The music we hear, the news we read, the shows we watch, the activities in which we engage, they all have something to tell us about the truth of life, but they often tell very different stories. How many different worldviews are there out there? John says there are only two, and he gives us a means of testing the voices and parsing truth from error. Does the worldview being offered, or the voice speaking it, reflect the Savior Jesus Christ? Here is another sticking point. When I say “reflection of Jesus Christ”, I don’t mean the baggage that comes alongside the political, social, and church-eese etiquette of our modern American experience. I simply mean the grace and peace of Jesus in his living, dying, and resurrection. The reality is that we are all walking contradictions and full of double standards in our convictions, thoughts, actions, and passions. This is what it means to live as sinful people in a sinful world. There was only one who lived with no contradiction. And when I read his words in the gospels I am cut to the core of my own failings.

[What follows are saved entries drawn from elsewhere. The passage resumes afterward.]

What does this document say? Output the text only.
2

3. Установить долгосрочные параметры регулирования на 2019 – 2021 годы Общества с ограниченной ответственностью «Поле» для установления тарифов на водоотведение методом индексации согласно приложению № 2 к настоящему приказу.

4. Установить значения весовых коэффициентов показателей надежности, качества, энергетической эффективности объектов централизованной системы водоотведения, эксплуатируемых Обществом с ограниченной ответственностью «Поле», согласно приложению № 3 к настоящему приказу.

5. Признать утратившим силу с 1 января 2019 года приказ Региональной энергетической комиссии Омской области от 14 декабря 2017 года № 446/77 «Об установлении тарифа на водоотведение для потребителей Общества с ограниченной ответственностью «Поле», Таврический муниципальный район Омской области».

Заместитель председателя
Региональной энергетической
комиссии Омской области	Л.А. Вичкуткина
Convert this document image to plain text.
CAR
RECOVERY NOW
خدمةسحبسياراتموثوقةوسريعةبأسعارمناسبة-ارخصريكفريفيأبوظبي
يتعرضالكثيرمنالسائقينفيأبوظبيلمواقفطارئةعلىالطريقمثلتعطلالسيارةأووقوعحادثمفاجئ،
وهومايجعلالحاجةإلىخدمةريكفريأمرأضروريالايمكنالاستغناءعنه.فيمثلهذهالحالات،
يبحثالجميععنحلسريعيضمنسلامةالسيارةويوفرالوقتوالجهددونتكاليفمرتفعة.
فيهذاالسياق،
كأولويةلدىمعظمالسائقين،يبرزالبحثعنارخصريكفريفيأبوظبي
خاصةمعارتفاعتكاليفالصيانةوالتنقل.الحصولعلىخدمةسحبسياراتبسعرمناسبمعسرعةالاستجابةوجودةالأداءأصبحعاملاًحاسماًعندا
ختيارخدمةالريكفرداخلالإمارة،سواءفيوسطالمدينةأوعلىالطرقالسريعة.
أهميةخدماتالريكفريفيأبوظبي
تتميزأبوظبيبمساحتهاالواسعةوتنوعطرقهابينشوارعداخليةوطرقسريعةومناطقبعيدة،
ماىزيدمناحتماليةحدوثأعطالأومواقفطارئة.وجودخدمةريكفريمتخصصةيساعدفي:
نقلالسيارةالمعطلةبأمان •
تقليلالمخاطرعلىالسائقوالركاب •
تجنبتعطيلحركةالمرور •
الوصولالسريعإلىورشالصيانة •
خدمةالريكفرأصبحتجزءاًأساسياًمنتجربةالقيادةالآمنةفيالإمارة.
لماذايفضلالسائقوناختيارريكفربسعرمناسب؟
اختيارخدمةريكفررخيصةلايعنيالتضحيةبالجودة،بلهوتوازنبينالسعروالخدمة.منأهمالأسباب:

Jesus becomes for me the voice, the way, the test of whether what I’m hearing, seeing, or reading is from God or from the world. Jesus is the parsing line of politics and morality, of social gatherings or true fellowship, of information or edification. We hold it up to the light when we compare what we’re hearing alongside the Savior. I can say this with confidence about myself and I’m pretty sure I speak for vast swaths of our American church culture; most of what we’re consuming is not from God. But rather than switching off the radio, tv, or slamming the laptop or the book in fear, anger, frustration, and exasperation, we need to simply realize that we stand among a multitude with a unique charge of being a counter voice. The testing of the spirits then becomes one in which we administer on our own thoughts and opinions. This is not just about what we’re consuming; it is about what we’re producing with our posture and position. Are we walking, talking, and typing in the Spirit of truth? Let us be faithful in proclaiming the reality of the Creator who came in the flesh to teach, and show us the truth, as a reflection of His love and grace. We may not receive many compliments with this approach, but alas, who lives there anyway?

 

[1] The Holy Bible: English Standard Version. (2016). (1 Jn 4:1–6). Wheaton: Standard Bible Society.